Alberto Barbera, the artistic director of the Venice Film Festival, would have liked to nail Roman Polanski to the pillory that he would not have acted otherwise. The Palace, the 90-year-old filmmaker’s latest opus screened in Venice on Saturday, is such a grotesque flat farce that one is embarrassed for the author of the masterpieces Chinatown and Rosemary’s Baby.
Don’t get me wrong: just because Polanski is in his nineties doesn’t necessarily mean he’s lost his touch. J’accuse (2019), his previous film on the Dreyfus affair, which has remained unseen with us, may have been academic, but it was in good shape and well produced.
Unfortunately, the same cannot be said of The Palace, a bad taste summit shot in Gstaad, in the Swiss Alps, where Polanski has a second home. This is old cinema, which regurgitates old ideas, in a static and dusty staging. A cross between Les bronzés font du ski and Weekend at Bernie’s, which aims to satirize the lives of wealthy people.
The Palace recounts a day in a luxury hotel, as we prepare to celebrate the transition to the year 2000. Parade on the screen a range of burlesque characters, who are frightened or delighted by the prospect of a computer bug.

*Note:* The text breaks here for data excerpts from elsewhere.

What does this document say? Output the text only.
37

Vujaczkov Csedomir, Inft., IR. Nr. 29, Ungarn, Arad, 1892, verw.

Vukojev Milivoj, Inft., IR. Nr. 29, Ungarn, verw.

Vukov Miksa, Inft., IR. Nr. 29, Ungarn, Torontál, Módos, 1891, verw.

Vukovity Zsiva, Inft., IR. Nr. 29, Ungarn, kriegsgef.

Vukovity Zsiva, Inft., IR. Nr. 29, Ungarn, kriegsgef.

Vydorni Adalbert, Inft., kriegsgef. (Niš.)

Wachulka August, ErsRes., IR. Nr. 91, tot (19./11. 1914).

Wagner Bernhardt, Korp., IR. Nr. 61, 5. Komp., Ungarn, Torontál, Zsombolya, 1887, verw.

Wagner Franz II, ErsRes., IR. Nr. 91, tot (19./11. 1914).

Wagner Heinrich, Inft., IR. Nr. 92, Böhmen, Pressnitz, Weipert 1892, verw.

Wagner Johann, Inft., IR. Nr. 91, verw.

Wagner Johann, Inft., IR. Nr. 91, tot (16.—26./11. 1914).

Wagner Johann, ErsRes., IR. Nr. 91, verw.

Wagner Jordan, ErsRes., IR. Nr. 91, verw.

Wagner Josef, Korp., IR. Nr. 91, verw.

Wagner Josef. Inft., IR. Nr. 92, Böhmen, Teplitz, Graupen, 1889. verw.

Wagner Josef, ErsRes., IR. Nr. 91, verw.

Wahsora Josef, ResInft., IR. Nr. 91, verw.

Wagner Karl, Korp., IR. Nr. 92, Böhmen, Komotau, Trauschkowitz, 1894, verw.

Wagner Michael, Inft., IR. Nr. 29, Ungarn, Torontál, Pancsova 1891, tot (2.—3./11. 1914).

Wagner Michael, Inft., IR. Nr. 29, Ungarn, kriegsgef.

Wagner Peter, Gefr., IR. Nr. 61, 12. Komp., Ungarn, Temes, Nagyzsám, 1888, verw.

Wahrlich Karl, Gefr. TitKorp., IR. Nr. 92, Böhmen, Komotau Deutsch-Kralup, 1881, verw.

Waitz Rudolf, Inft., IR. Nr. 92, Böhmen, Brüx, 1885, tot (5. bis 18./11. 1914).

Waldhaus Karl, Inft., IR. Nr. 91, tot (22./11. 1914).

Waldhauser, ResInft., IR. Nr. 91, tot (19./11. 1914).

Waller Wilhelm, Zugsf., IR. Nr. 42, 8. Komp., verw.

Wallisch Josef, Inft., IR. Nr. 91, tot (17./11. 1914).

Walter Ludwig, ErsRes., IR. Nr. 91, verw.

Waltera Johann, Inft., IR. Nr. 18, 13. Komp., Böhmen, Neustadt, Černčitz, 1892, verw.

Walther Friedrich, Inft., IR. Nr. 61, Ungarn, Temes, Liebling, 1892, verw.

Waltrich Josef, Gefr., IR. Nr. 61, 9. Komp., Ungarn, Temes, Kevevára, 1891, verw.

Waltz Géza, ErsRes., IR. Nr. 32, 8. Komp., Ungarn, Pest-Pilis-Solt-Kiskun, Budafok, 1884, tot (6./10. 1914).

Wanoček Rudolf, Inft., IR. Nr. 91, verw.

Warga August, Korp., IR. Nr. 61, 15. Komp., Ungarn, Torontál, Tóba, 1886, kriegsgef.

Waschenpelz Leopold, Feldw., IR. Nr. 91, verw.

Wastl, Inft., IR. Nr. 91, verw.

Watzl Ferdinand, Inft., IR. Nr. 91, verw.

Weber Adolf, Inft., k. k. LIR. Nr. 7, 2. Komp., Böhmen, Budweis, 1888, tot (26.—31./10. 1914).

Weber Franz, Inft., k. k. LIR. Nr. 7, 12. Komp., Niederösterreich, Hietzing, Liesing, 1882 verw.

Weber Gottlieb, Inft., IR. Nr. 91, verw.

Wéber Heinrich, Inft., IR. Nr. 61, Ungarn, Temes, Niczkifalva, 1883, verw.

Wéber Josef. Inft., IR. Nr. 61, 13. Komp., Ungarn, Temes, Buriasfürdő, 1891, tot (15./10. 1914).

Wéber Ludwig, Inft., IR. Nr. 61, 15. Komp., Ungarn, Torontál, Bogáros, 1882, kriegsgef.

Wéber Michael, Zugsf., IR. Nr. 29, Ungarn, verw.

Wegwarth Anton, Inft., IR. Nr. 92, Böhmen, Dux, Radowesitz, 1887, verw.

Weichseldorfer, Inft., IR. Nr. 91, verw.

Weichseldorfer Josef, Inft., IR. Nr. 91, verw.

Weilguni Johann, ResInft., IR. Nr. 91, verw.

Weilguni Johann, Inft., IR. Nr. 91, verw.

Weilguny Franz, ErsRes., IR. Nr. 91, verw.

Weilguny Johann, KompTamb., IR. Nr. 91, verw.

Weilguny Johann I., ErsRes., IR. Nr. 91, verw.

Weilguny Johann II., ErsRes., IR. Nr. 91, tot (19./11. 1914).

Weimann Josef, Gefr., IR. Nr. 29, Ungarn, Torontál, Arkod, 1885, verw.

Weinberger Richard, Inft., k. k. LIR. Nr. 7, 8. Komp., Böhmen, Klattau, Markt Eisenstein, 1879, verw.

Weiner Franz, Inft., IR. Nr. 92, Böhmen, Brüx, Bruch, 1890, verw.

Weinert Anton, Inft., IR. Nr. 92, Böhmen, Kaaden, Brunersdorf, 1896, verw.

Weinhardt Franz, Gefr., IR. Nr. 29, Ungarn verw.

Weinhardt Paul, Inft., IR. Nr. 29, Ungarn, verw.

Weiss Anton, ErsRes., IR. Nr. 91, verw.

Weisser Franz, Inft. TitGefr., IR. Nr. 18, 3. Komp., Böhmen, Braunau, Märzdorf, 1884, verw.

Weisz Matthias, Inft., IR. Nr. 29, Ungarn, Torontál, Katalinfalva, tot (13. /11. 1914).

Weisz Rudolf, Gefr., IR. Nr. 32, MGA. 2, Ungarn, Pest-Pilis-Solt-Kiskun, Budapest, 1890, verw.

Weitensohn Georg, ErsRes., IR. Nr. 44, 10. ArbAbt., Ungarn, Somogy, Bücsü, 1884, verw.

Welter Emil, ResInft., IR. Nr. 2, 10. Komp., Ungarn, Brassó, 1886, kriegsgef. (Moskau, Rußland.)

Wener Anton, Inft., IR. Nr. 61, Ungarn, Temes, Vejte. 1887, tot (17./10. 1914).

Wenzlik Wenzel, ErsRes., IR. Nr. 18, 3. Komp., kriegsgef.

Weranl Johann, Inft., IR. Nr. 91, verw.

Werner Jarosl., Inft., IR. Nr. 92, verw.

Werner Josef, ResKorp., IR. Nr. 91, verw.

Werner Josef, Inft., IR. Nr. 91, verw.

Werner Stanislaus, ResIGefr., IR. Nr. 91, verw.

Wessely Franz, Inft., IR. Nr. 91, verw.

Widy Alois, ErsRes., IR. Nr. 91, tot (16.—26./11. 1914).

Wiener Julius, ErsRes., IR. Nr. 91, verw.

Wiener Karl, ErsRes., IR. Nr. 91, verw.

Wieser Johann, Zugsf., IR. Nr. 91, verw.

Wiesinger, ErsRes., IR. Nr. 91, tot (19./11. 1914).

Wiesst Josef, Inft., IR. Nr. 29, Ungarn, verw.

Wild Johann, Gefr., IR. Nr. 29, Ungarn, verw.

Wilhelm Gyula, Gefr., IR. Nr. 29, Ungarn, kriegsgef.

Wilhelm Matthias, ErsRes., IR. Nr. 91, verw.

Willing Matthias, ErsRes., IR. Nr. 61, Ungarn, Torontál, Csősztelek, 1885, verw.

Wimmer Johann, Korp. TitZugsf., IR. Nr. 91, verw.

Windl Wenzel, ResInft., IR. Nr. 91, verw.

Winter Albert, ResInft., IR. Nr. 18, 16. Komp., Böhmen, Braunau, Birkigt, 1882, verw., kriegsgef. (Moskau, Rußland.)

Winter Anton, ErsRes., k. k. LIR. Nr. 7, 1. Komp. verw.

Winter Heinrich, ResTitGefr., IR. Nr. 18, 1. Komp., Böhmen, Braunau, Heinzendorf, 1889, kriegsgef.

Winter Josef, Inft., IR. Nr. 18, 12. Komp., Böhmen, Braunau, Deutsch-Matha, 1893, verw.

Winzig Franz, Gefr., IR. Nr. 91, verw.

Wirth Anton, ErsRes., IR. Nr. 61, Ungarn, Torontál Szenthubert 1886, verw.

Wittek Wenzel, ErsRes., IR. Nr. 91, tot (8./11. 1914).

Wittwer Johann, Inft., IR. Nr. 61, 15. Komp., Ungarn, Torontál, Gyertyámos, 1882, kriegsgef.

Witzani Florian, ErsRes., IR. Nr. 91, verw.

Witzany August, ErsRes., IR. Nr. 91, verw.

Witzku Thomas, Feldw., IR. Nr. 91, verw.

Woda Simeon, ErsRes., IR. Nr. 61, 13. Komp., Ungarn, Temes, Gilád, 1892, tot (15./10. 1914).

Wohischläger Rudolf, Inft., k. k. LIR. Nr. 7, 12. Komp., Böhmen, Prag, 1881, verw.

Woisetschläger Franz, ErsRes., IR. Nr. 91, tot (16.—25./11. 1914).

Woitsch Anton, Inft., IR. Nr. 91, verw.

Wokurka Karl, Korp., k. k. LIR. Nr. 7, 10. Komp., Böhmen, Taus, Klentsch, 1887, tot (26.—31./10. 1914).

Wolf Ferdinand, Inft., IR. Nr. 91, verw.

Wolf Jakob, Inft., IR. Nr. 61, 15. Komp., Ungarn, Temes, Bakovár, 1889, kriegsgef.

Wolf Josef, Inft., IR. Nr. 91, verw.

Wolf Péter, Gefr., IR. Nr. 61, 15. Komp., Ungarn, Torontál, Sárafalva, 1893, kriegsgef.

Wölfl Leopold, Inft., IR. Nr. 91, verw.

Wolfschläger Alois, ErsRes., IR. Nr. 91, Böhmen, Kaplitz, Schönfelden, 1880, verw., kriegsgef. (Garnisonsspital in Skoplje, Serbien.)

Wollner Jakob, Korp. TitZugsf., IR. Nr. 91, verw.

Russian oligarchs and their bimbos, an old retired porn actor nicknamed Bongo, an ersatz Trump named Crush (Mickey Rourke, clownish), a marquise (Fanny Ardant, poor girl) who worries about the stools of the little dog that she feeds with caviar, a nonagenarian Texan billionaire (played by the Englishman John Cleese, also a clown) and his young wife who is barely of age, a plastic surgeon and his disfigured ex-patients, etc.
The butler, archetypal stoic Swiss, extinguishes the fires that these degenerates light all day long. The indigestible porridge that serves as the script for this vaguely erotic comedy has holes in it like Emmental cheese and never rises (scuse it). Its subplots hang in the balance, its big strings loose.
The tragedy is that it’s not funny for a single moment. It is especially sad that a great master like Polanski has come to ridicule himself in this way. I agree that comedies are often underestimated, even despised by major festivals, but there are limits.
What is this Palace doing in Venice? Maybe this is a joke to be taken to a degree that I haven’t grasped? I hope, anyway, not to see anything worse during what is left of this festival. It shouldn’t be too difficult.